Durham Approves $1.4M Police Body Cam Plan, Despite Restricted Access To Footage
In an effort to increase police accountability, the Durham City Council has approved a plan to spend $1.4 million dollars to outfit police officers with body cameras for the next five years.
The council voted 5-2 to approve the measure, with Councilwoman Jillian Johnson casting one of two dissenting votes. She cited HB-972, a new North Carolina state law that prevents public access to body-cam footage without a court order.
"I believe with passage of HB-972 that these cameras would actually primarily be used as a tool for additional surveillance of the community rather than a tool of transparency and accountability for police," said Johnson.
"I absolutely do think there should be accountability. I don't think that body cameras under this current law are likely to achieve that goal," added Johnson. "So I believe that the money that we would spend on body cameras would be much better placed into other initiatives that improve police accountability, reduce police violence and also improve quality of life of folks in the community."
Johnson she said she thinks the $1.4 million would be better spent investing in police officer education and training initiatives, or on job, pre-school and affordable housing efforts in the community.

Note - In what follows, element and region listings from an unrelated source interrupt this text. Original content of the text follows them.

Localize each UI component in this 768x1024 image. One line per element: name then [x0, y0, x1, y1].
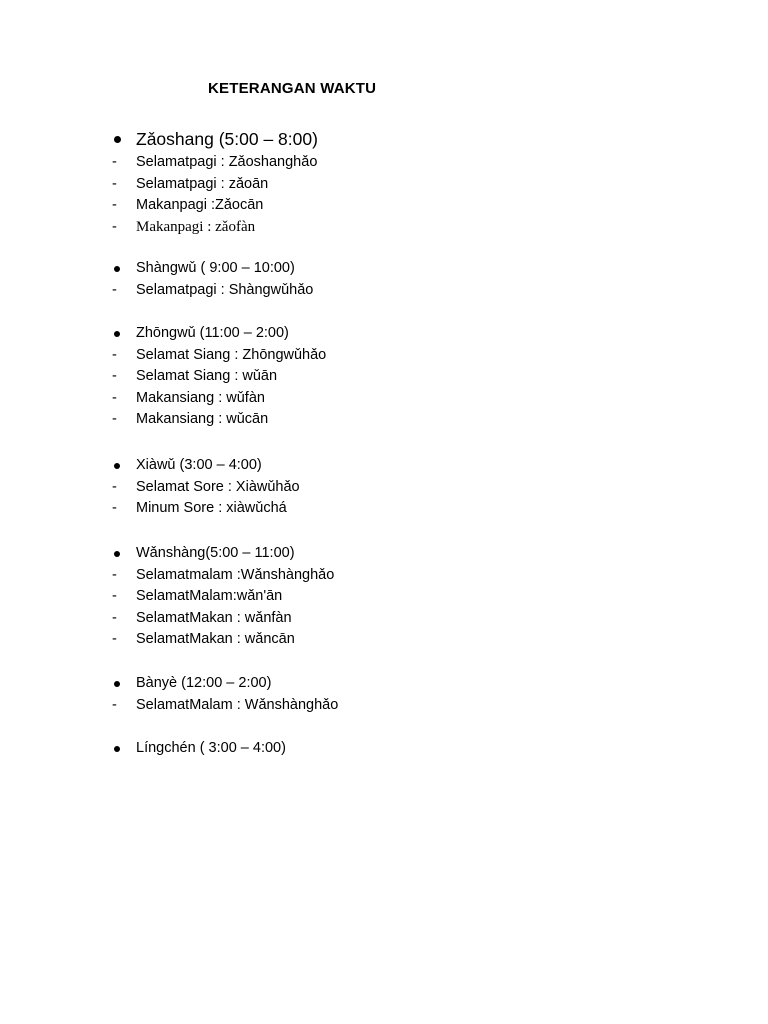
heading-text: Bànyè (12:00 – 2:00) — [136, 675, 272, 691]
item-text: SelamatMakan : wǎnfàn — [136, 609, 292, 626]
heading-text: Shàngwǔ ( 9:00 – 10:00) — [136, 260, 295, 276]
item-text: Makansiang : wǔfàn — [136, 389, 265, 406]
item-text: Selamat Sore : Xiàwǔhǎo — [136, 478, 300, 495]
dash-marker: - — [112, 346, 117, 363]
heading-text: Língchén ( 3:00 – 4:00) — [136, 740, 286, 756]
dash-marker: - — [112, 696, 117, 713]
bullet-icon — [114, 266, 120, 272]
bullet-icon — [114, 136, 121, 143]
document-title: KETERANGAN WAKTU — [208, 80, 377, 97]
item-text: Selamat Siang : wǔān — [136, 368, 278, 384]
item-text: Makanpagi :Zǎocān — [136, 197, 264, 213]
item-text: Selamat Siang : Zhōngwǔhǎo — [136, 346, 327, 363]
bullet-icon — [114, 331, 120, 337]
item-text: Selamatpagi : zǎoān — [136, 175, 269, 192]
heading-text: Zhōngwǔ (11:00 – 2:00) — [136, 325, 289, 341]
dash-marker: - — [112, 411, 117, 427]
dash-marker: - — [112, 588, 117, 604]
item-text: SelamatMalam : Wǎnshànghǎo — [136, 696, 339, 713]
heading-text: Wǎnshàng(5:00 – 11:00) — [136, 545, 295, 561]
dash-marker: - — [112, 631, 117, 647]
dash-marker: - — [112, 566, 117, 583]
dash-marker: - — [112, 218, 117, 235]
item-text: Makanpagi : zǎofàn — [136, 218, 256, 235]
dash-marker: - — [112, 175, 117, 192]
dash-marker: - — [112, 500, 117, 516]
item-text: Selamatpagi : Shàngwǔhǎo — [136, 281, 314, 298]
item-text: SelamatMalam:wǎn'ān — [136, 588, 283, 604]
item-text: Makansiang : wǔcān — [136, 411, 269, 427]
heading-text: Xiàwǔ (3:00 – 4:00) — [136, 457, 262, 473]
item-text: SelamatMakan : wǎncān — [136, 631, 295, 647]
dash-marker: - — [112, 609, 117, 626]
dash-marker: - — [112, 197, 117, 213]
dash-marker: - — [112, 478, 117, 495]
dash-marker: - — [112, 368, 117, 384]
bullet-icon — [114, 746, 120, 752]
heading-text: Zǎoshang (5:00 – 8:00) — [136, 129, 318, 149]
item-text: Selamatmalam :Wǎnshànghǎo — [136, 566, 335, 583]
dash-marker: - — [112, 389, 117, 406]
dash-marker: - — [112, 154, 117, 170]
bullet-icon — [114, 551, 120, 557]
item-text: Selamatpagi : Zǎoshanghǎo — [136, 154, 318, 170]
dash-marker: - — [112, 281, 117, 298]
item-text — [136, 152, 317, 174]
bullet-icon — [114, 463, 120, 469]
bullet-icon — [114, 681, 120, 687]
item-text: Minum Sore : xiàwǔchá — [136, 500, 287, 516]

Johnson said she would support a body cam initiative if the state law were changed, as did Councilman Charlie Reece, who also voted against the measure.
"If we're going to implement these body cameras, we need really strong policies that allow residents and the City of Durham to have access to this footage, especially where it involves use of force by a Durham Police officer," said Reece.
He said he supports an amendment to HB-972 that would allow local governments more control over video footage.